– Теоретически – врач, – усмехнулся Лебединский.
– А вот посмотри, Тибальд уже минуты две, как пырнул Меркуцио, а тот все еще красиво умирает. Ты мне скажи, в жизни так может быть: в сердце воткнули и выдернули шпагу – может человек еще ходить после этого?
– Ты, Стас, вульгарный материалист. Это же искусство! А в жизни – вряд ли.
– А точнее?
– Ну, шаг, другой, третий может сделать – и все,
– Но ведь Аксенова сделала после такого ранения не менее двадцати шагов – это же факт!
– Нет ничего относительнее абсолютных фактов. Помнишь, как мы с тобой лет пятнадцать назад поймали ворону и окольцевали ее табличкой с надписью: «1472 год». Если ее потом поймал какой-нибудь орнитолог, он наверняка защитил на ней диссертацию. А пока тебе гардэ!
Зазвонил телефон. Стас, не вставая с кресла, протянул руку и взял трубку.
– Добрый вечер, Станислав Павлович. Это Трифонова говорит.
– Да, да, Анна Сергеевна, слушаю.
– Простите за поздний звонок. Но я решила не откладывать. Профессор Левин утверждает, что края отверстия в кофте оплавлены…

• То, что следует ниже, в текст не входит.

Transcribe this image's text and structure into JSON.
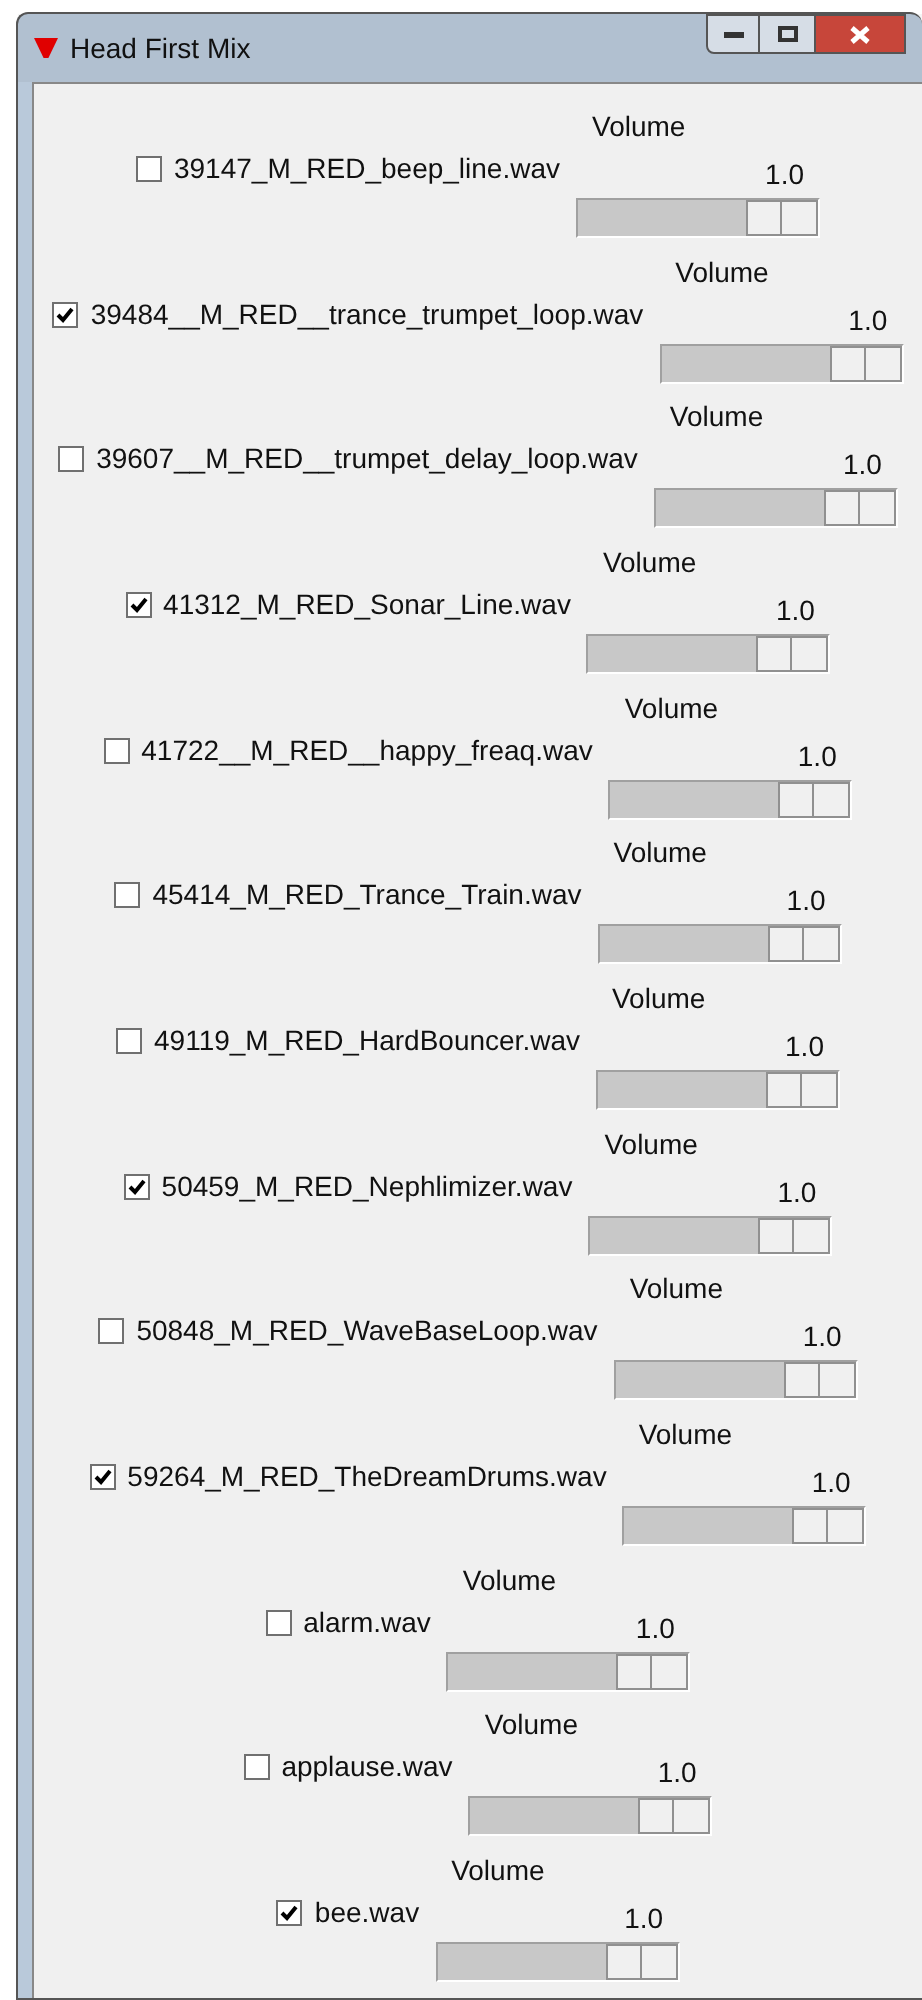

Электрические шорохи скреблись в телефонных проводах, по которым бежали крошечные молнии человеческих слов, суматошно заметались в трубке гудки отбоя, и вдруг все перестало плыть перед глазами, снова стало четким, как будто кто-то повернул в голове ручку фокусировки. Стас бережно положил трубку на рычаг, механически снял конем короля. Лебединский заорал дурным голосом:
– Что ты делаешь, жулик!
– Стой, – тихо сказал Стас. – Я все понял…
Гладкая дырка в кофте, двадцать шагов мертвой Тани Аксеновой, идущий впереди по тропинке Казанцев, черные окна гостиницы – все закрутилось снова сумасшедшей каруселью.
– Пуля! – крикнул Стас. – Это была пуля!